Vujčić added that the rest of the inflation will be generated from entirely different sources, primarily the prices of energy. He expects that the first half of this year will see strong inflationary pressure whereas “deflating” is expected in the second half.
Vujčić said that the best prevention against prices increasing is competition, adding that state intervention is only justifiable where monopolies exist.

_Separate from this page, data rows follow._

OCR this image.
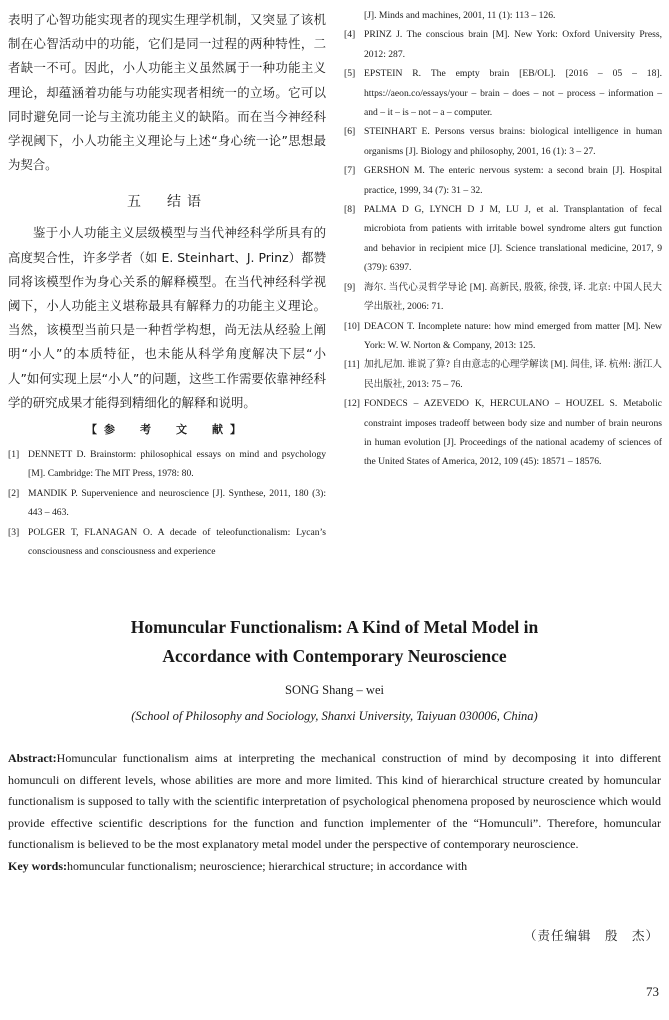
表明了心智功能实现者的现实生理学机制，又突显了该机制在心智活动中的功能，它们是同一过程的两种特性，二者缺一不可。因此，小人功能主义虽然属于一种功能主义理论，却蕴涵着功能与功能实现者相统一的立场。它可以同时避免同一论与主流功能主义的缺陷。而在当今神经科学视阈下，小人功能主义理论与上述“身心统一论”思想最为契合。

五　结语

鉴于小人功能主义层级模型与当代神经科学所具有的高度契合性，许多学者（如 E. Steinhart、J. Prinz）都赞同将该模型作为身心关系的解释模型。在当代神经科学视阈下，小人功能主义堪称最具有解释力的功能主义理论。当然，该模型当前只是一种哲学构想，尚无法从经验上阐明“小人”的本质特征，也未能从科学角度解决下层“小人”如何实现上层“小人”的问题，这些工作需要依靠神经科学的研究成果才能得到精细化的解释和说明。

【参　考　文　献】

[1] DENNETT D. Brainstorm: philosophical essays on mind and psychology [M]. Cambridge: The MIT Press, 1978: 80.

[2] MANDIK P. Supervenience and neuroscience [J]. Synthese, 2011, 180 (3): 443 – 463.

[3] POLGER T, FLANAGAN O. A decade of teleofunctionalism: Lycan’s consciousness and consciousness and experience

[J]. Minds and machines, 2001, 11 (1): 113 – 126.

[4] PRINZ J. The conscious brain [M]. New York: Oxford University Press, 2012: 287.

[5] EPSTEIN R. The empty brain [EB/OL]. [2016 – 05 – 18]. https://aeon.co/essays/your – brain – does – not – process – information – and – it – is – not – a – computer.

[6] STEINHART E. Persons versus brains: biological intelligence in human organisms [J]. Biology and philosophy, 2001, 16 (1): 3 – 27.

[7] GERSHON M. The enteric nervous system: a second brain [J]. Hospital practice, 1999, 34 (7): 31 – 32.

[8] PALMA D G, LYNCH D J M, LU J, et al. Transplantation of fecal microbiota from patients with irritable bowel syndrome alters gut function and behavior in recipient mice [J]. Science translational medicine, 2017, 9 (379): 6397.

[9] 海尔. 当代心灵哲学导论 [M]. 高新民, 殷筱, 徐弢, 译. 北京: 中国人民大学出版社, 2006: 71.

[10] DEACON T. Incomplete nature: how mind emerged from matter [M]. New York: W. W. Norton & Company, 2013: 125.

[11] 加扎尼加. 谁说了算? 自由意志的心理学解读 [M]. 闾佳, 译. 杭州: 浙江人民出版社, 2013: 75 – 76.

[12] FONDECS – AZEVEDO K, HERCULANO – HOUZEL S. Metabolic constraint imposes tradeoff between body size and number of brain neurons in human evolution [J]. Proceedings of the national academy of sciences of the United States of America, 2012, 109 (45): 18571 – 18576.

Homuncular Functionalism: A Kind of Metal Model in
Accordance with Contemporary Neuroscience
SONG Shang – wei
(School of Philosophy and Sociology, Shanxi University, Taiyuan 030006, China)

Abstract:Homuncular functionalism aims at interpreting the mechanical construction of mind by decomposing it into different homunculi on different levels, whose abilities are more and more limited. This kind of hierarchical structure created by homuncular functionalism is supposed to tally with the scientific interpretation of psychological phenomena proposed by neuroscience which would provide effective scientific descriptions for the function and function implementer of the “Homunculi”. Therefore, homuncular functionalism is believed to be the most explanatory metal model under the perspective of contemporary neuroscience.
Key words:homuncular functionalism; neuroscience; hierarchical structure; in accordance with

（责任编辑　殷　杰）
73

In the months prior to and after introducing the euro, consumers have to avoid those who increase their prices and buy from those who don’t, he said, believing that the best protection against price increases is showing prices in both kuna and euro.
With regard to losing monetary sovereignty once Croatia enters the euro area, Vujčić recalled that the central bank has been maintaining a fixed exchange rate since the 1990s.
Hence, it is not using it actively as a monetary policy instrument, considering that a 10 percent depreciation of the kuna against the euro, due to the high level of ”euro-zation” of the economy and households, the debt for all sectors in Croatia would increase by more than HRK 50 billion whereas appreciation of the kuna would disrupt the Croatian economy’s competitiveness, that is exports, said Vujčić.
He revealed that fairly reliable data indicate that citizens are holding as much as HRK 36 billion in cash. He called on citizens to deposit cash in banks which would facilitate conversion once Croatia enters the euro area.